Primal dance

The Ancient World

According to the idea of the founders, International Dance Day is designed to unite all areas of dance, to become an occasion to honor this art form, its ability to overcome all political, cultural and ethnic boundaries, the ability to unite people in the name of friendship and peace, allowing them to speak the same language – the language of dance.

From the moment a person begins to walk, move, run, he expresses himself plastically. Sometimes a gesture, a turn of the head, a look are enough to understand each other. Look – here is a couple walking down the street at dusk. You only see them from the back – and yet immediately determine whether they are just acquaintances or lovers. It’s plastic. When a person is in grief, they become petrified. And the suffering of a silent man is not to be confused with the brooding of an inquisitive youth. This, too, is plastic. Everyone is capable of plastic expression of their emotions, that’s why dance connects people.

The history of the emergence and development of dance is rich and multifaceted.

Dance is one of the oldest forms of art. It appeared in the times of primitive tribes. Naturally, at that time the form and purpose of dancing differed greatly from those of today. The development of the art passed through several stages.

The dance began its life alongside the man. The history of early man’s art is inseparably linked with the history of human culture. Primitive man had ritual, hunting, labour and war dances. It was handed down from generation to generation. No matter how clever a man is, no matter how broad his interests, his life is inevitably impoverished if he cannot express his feelings in music, song and dance.

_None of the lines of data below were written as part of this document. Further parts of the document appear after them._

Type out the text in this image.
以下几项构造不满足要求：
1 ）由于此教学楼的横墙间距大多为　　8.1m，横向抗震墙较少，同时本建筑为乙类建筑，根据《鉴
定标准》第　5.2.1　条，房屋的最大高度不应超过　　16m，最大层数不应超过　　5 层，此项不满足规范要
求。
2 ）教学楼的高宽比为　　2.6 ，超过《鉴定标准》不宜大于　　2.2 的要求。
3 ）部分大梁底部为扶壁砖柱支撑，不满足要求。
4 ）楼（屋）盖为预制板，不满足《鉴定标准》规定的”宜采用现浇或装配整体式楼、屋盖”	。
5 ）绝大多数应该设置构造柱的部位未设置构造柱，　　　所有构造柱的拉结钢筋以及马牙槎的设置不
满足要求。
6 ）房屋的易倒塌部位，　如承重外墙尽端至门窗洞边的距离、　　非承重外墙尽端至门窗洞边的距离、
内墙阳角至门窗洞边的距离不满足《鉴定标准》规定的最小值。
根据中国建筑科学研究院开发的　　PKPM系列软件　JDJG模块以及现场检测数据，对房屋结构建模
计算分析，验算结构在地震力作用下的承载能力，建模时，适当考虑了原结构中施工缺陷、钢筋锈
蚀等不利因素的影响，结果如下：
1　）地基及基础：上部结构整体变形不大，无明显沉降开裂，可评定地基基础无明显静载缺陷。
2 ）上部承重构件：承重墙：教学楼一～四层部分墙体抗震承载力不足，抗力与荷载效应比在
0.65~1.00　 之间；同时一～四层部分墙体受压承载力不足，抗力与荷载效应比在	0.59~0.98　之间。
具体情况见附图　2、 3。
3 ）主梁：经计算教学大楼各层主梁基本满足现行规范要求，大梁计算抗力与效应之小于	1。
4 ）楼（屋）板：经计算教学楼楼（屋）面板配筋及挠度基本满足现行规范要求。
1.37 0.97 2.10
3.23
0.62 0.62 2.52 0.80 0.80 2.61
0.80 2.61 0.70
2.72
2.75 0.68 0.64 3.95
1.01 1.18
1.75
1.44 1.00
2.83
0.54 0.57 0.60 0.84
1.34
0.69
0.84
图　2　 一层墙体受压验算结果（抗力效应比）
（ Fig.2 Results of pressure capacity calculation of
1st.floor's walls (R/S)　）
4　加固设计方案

It is no wonder that in ancient Greece, where were so developed the desire to cultivate a harmonious personality, philosophers, like all citizens, were not alien to dance, and of the great playwright and poet Sophocles we know for a fact that in honor of the victory of the Greeks over the Persians he publicly sang and danced the “Zeap”.

The Greeks understood the nature of dance, they understood that dance can reveal what drama, music and painting are powerless to do. The subtlest impulses of human feeling are subject to dance when it becomes art. Look at the ancient Greek steles, red-figure or black-figure vases. Here the bodies themselves are cheering, shouting, exulting. We say it’s plastic.

It is difficult for historians to determine exactly when people first began to dance. Still, the antiquity of this event can be judged from the ancient rock paintings found in India, which depict people dancing.

Presumably, dancing movements were used by primitive men even before the advent of speech. It was their way of communicating their emotions and feelings to each other. Besides, a dance might include a moment of play, giving the dancer an opportunity to “reincarnate”. For instance, hunters wove animal movements into their dances.
Dance was also closely intertwined with rituals. No ritual was without a special totemic dance that might last several days.